Written by Harriet Botwright
‘What do you want to be when you grow up?’ A question that is asked frequently throughout our lifetime. At a young age we are asked this question excessively and, without hesitation, it is normally answered with something that doesn’t actually exist. We soon realise that becoming a wizard is too far out of reach, but still struggle to find the perfect answer when becoming an adult.
Based on a survey of more than 1000 children under the age of 12, Fatherly found that “childhood dreams are less about the strategic deployment and future deployment of specific skills and more about admiration for particular adults or characters.” This implies that our future careers are dictated by our role models from a young age. Our answers when we are young are based on what we see, what we are used to and who we have interacted with.
From such a young age, I have always admired the fashion world. With my mum owning a stand-alone, designer clothing store when I was younger, I have had the opportunity to go to many fashion weeks and buying appointments. From the age of 10, I was captivated by the endless amount of clothes the world had to offer.
After having the most wonderful art teacher for my GCSE textile course, I didn’t just love the amount of clothes the fashion world had to offer, but the intricacy behind clothing. I loved being able to gather inspiration and produce pieces that people could potentially wear. This is when I knew I wanted to go into fashion designing.
I decided to take part in a placement year during my university degree. I was fortunate enough to have the opportunity to work in New York for Perry Ellis International. After working in multiple departments within the office, I discovered that the wage for a fashion designer is not sufficient for me. Therefore, I wanted to venture into the marketing world of fashion and see if there would be any financial opportunities for me. I worked closely with the global marketing manager of Perry Ellis, Aly Lee, and I loved the social side of this role. Aly is the reason as to why I would like to become a Global Marketing Manager for a fashion house.

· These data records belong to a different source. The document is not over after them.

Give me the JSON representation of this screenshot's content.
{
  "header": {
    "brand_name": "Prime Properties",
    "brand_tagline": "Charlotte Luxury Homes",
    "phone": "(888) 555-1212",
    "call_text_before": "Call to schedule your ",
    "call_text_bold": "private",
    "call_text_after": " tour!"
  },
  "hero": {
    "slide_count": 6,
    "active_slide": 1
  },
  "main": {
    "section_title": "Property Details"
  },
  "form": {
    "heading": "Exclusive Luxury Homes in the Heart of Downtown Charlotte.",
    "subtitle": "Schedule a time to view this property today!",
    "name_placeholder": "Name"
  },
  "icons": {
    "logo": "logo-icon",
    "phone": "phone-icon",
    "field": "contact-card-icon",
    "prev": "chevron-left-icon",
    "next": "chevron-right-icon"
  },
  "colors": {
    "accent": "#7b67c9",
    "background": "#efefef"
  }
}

It is clear that my mum, my art teacher and Aly have influenced my career choice in three separate stages of my life. I have always loved the idea of working in fashion, but the shift from designing to marketing has been a significant factor for my future role.
Who is Aly Lee?
Aly has a broad range of experience in strategic marketing across retail, product and experiential global markets. Aly has been involved in multiple PR events, digital advertisements and licensing across multiple brands. With over four years’ experience in Nickelodeon and three years working for the BCBGMaxAzria group, she has a wide range of expertise across multiple industries. Aly has been a part of the Perry Ellis International group for over two years and is continually moving forward; she’s now the global marketing manager for the international clothing brand.
I wanted to understand what being a global marketing manager really means. An interview was recently taken with Aly to find out more about what her job role involves, how she ended up down this route and if I am capable for the global marketing manager role.
Q: Hello Aly, thank you for interviewing with me today.
A: It’s a pleasure, thank you for choosing me!
Q: So, what does your job role involve?
A: My job role involves brand marketing, typically upper funnel where I deal primarily with how the brand is received, viewed and ultimately consumed. This means I have a close hand in strategically planning out the year regarding photo shoots down to advertising and media. I closely work cross-functionally with groups across the company to ensure key product messaging is succinct as well as making sure all groups are aligned with messaging.
Q: How did you end up in this role?
A: I started out in entertainment and came across a crossroad that my heart was really in fashion and marketing. Made the transition, worked my way up through hard work and building strong networking relationships, along with growing as a person in who I am and who I want to be.
Q: How many years experience do you have?
A: Too many! But since I graduated college and started working I have 12 years!
Q: Do you recommend this job role? And why?
A: Yes and no. No matter what job someone takes, as long as you have thick skin, able to pivot, be flexible, strong interpersonal skills done with grace (and not let the stress of the job get to you), along with having boundaries and knowing yourself. This job is not for everyone, as well as it may be absolutely for others. This goes the same for anyone in any certain industry, like an engineer job is absolutely not for me but is very much for the person next to me.
Q: What skills do you think I will need for your role?
A: Skills needed is pretty much similar to the last question of thick skin, able to pivot, be flexible, strong interpersonal skills done with grace (and not let the stress of the job get to you), along with having boundaries and knowing yourself. Also having a good attitude, [being] pro-active and highly organised helps!
Q: With more experience, do you think I will be capable for this role?
A: Of course, with more experience, I absolutely think you would be capable in this role or whatever role you choose!
Q: Thank you so much for answering these questions for me. It has definitely secured my decision in wanting to pursue this job role!
A: It’s my pleasure, I’m so glad I have helped impact your future career.